What is the derivate of $A \cdot\cos{ (B\cdot (x + C))} - D$? $$f(x) = A \cdot \cos{(B\cdot(x+C))} - D$$
$$f'(x) = \text{ ?}$$
I would assume that the derivate is something like this:
$$f'(x) = - A \cdot B \cdot \sin{( \dots )}$$
The thing that troubles me is the inside of the cosine function. The $B$ will stay as it is, but what happens to the $C$?
Thanks in advance!
 A: $$f(x) = A\cos (B (x + C)) - D$$
$$f'(x) = (A\cos (B (x + C)) - D)'$$
$$= (A\cos (B (x + C)))' - D'$$
$$= A(\cos (B (x + C)))' - 0$$
$$= A(\cos (B (x + C))'(B(x+C))'$$
$$=A(-\sin(B(x+C))\cdot B$$
$$=-AB\sin(B(x+C))$$
A: Don't do it all at once. If you were asked to compute
$$ 17 \cos(5 (3\pi + \pi))$$
you wouldn't start by trying to write down the answer. You would first compute $3 \pi + \pi = 4 \pi$, and then $5 (4 \pi) = 20 \pi$, and so forth.
It's the same deal with derivatives: you work through them one piece at a time. The derivative rules are often even presented in a way to make it evident how to do this, but you can always use the chain rule when they're not.
For example, the derivative of
$$ \cos u$$
is
$$ (-1) u' \sin u $$
If you have trouble working it out, it helps to actually define variables and make substitutions to make things easier.
I.E. don't try to find the derviative of
$$ A \cdot \cos{(B\cdot(x+C))} - D $$
Instead, define the variables
$$ v = A \cdot \cos{(B\cdot(x+C))} $$
$$ w = D $$
then compute the derivative of
$$ v - w $$
This will, for example, involve computing $v'$. Repeat the same idea to help organize your work when trying to compute the derivative of $v$.
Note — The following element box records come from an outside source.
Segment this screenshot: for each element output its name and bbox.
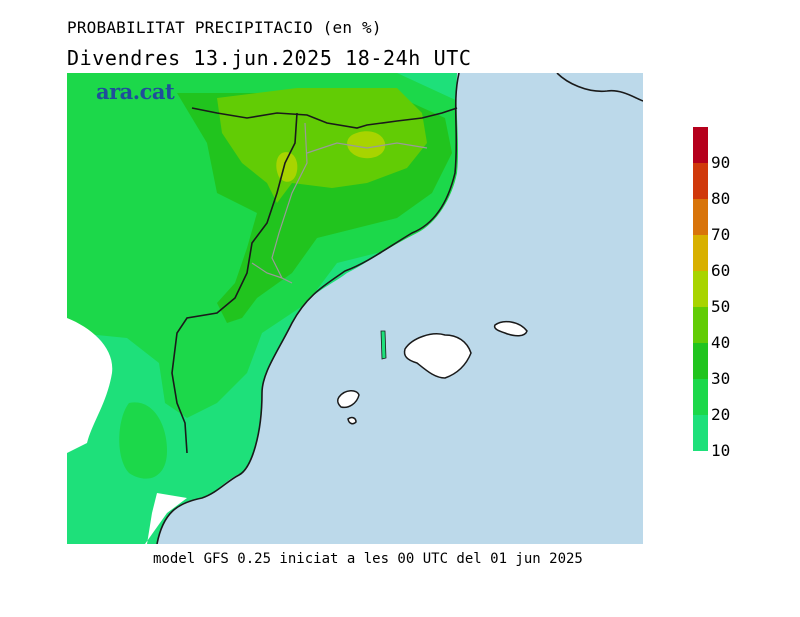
legend-label: 80 <box>711 189 731 208</box>
sea <box>157 73 643 544</box>
border-provinces <box>251 122 428 284</box>
map-canvas <box>67 73 643 544</box>
band-40-50 <box>217 88 427 203</box>
border-catalonia-aragon <box>171 112 298 454</box>
island-eivissa <box>336 390 360 409</box>
legend-swatch <box>693 307 708 343</box>
legend-swatch <box>693 379 708 415</box>
band-50-60 <box>347 131 386 159</box>
model-run-info: model GFS 0.25 iniciat a les 00 UTC del … <box>153 551 583 567</box>
precipitation-map: ara.cat <box>67 73 643 544</box>
legend-label: 50 <box>711 297 731 316</box>
band-below-10-west <box>67 318 113 453</box>
legend-label: 40 <box>711 333 731 352</box>
coastline-france <box>556 73 643 102</box>
color-scale-legend: 90 80 70 60 50 40 30 20 10 <box>693 127 783 460</box>
legend-label: 70 <box>711 225 731 244</box>
band-below-10-south <box>145 493 187 544</box>
island-mallorca <box>403 333 472 379</box>
legend-label: 90 <box>711 153 731 172</box>
legend-label: 30 <box>711 369 731 388</box>
legend-swatch <box>693 415 708 451</box>
brand-logo: ara.cat <box>96 79 175 104</box>
border-pyrenees <box>191 107 458 129</box>
coastline <box>156 73 460 544</box>
legend-swatch <box>693 235 708 271</box>
island-cabrera <box>380 330 387 360</box>
forecast-period: Divendres 13.jun.2025 18-24h UTC <box>67 46 472 70</box>
legend-label: 60 <box>711 261 731 280</box>
legend-swatch <box>693 343 708 379</box>
map-title: PROBABILITAT PRECIPITACIO (en %) <box>67 18 382 37</box>
island-menorca <box>493 320 528 337</box>
legend-swatch <box>693 271 708 307</box>
legend-label: 20 <box>711 405 731 424</box>
band-50-60-inner <box>276 152 298 182</box>
legend-swatch <box>693 163 708 199</box>
legend-swatch <box>693 199 708 235</box>
legend-swatch <box>693 127 708 163</box>
band-20-30-south <box>119 402 167 479</box>
legend-label: 10 <box>711 441 731 460</box>
island-formentera <box>347 416 357 425</box>
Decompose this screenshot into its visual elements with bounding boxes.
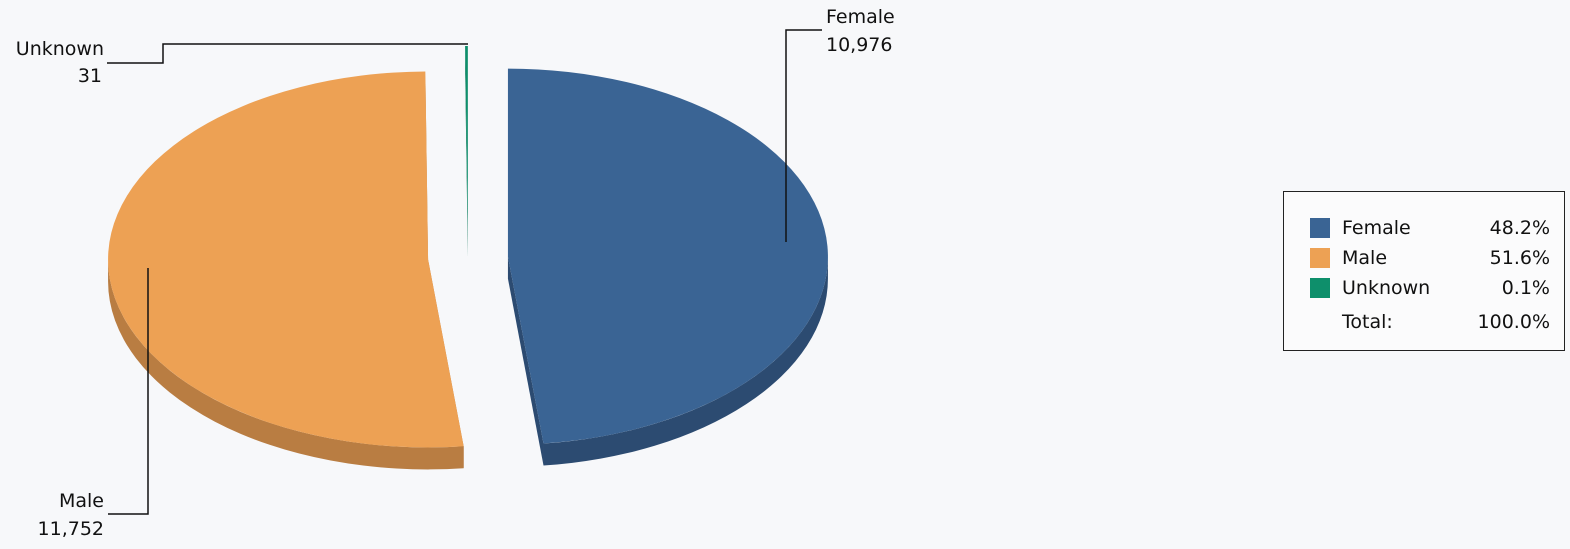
data-label-unknown-name: Unknown: [16, 38, 104, 60]
pie-slice-female: [507, 68, 828, 466]
legend-total-value: 100.0%: [1477, 311, 1550, 333]
legend-percent-unknown: 0.1%: [1501, 277, 1550, 299]
leader-line-male: [108, 268, 149, 515]
pie-slice-wall-female-1: [507, 256, 544, 466]
pie-slice-top-male: [108, 71, 464, 448]
data-label-male-name: Male: [59, 490, 104, 512]
pie-slice-male: [108, 71, 464, 470]
pie-slice-side-female: [543, 256, 828, 466]
legend-item-unknown: Unknown 0.1%: [1310, 276, 1550, 300]
legend-item-female: Female 48.2%: [1310, 216, 1550, 240]
data-label-female-name: Female: [826, 6, 895, 28]
pie-slice-top-unknown: [465, 46, 468, 235]
legend-label-male: Male: [1342, 247, 1388, 269]
legend-swatch-male: [1310, 248, 1330, 268]
legend-total-label: Total:: [1342, 311, 1393, 333]
legend-percent-female: 48.2%: [1489, 217, 1550, 239]
legend-item-male: Male 51.6%: [1310, 246, 1550, 270]
pie-slice-top-female: [507, 68, 828, 444]
pie-slice-wall-unknown-0: [465, 46, 468, 257]
legend-label-unknown: Unknown: [1342, 277, 1431, 299]
leader-lines: [107, 29, 822, 515]
data-labels: Female 10,976 Male 11,752 Unknown 31: [16, 6, 895, 540]
pie-slices: [108, 46, 828, 470]
legend-total-row: Total: 100.0%: [1310, 310, 1550, 334]
leader-line-unknown: [107, 43, 468, 64]
pie-slice-side-male: [108, 259, 464, 470]
legend-label-female: Female: [1342, 217, 1411, 239]
legend-percent-male: 51.6%: [1489, 247, 1550, 269]
chart-legend: Female 48.2% Male 51.6% Unknown 0.1% Tot…: [1283, 191, 1565, 351]
data-label-male-value: 11,752: [38, 518, 104, 540]
pie-slice-unknown: [465, 46, 468, 257]
leader-line-female: [785, 29, 822, 242]
data-label-unknown-value: 31: [78, 65, 102, 87]
legend-swatch-unknown: [1310, 278, 1330, 298]
legend-swatch-female: [1310, 218, 1330, 238]
data-label-female-value: 10,976: [826, 34, 892, 56]
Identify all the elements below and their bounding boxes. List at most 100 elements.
It's possible to work from the inside out as well. Start by defining
$$ u = x + C$$
and find the derivative $u'$. Then, define
$$ v = B u $$
and compute the derivative $v'$. Then define
$$ w = \cos v $$
and compute $w'$, and so forth. This approach may be more intuitive, since you work through the expression in exactly the same way as if everything was a number and you were just trying to compute a decimal value.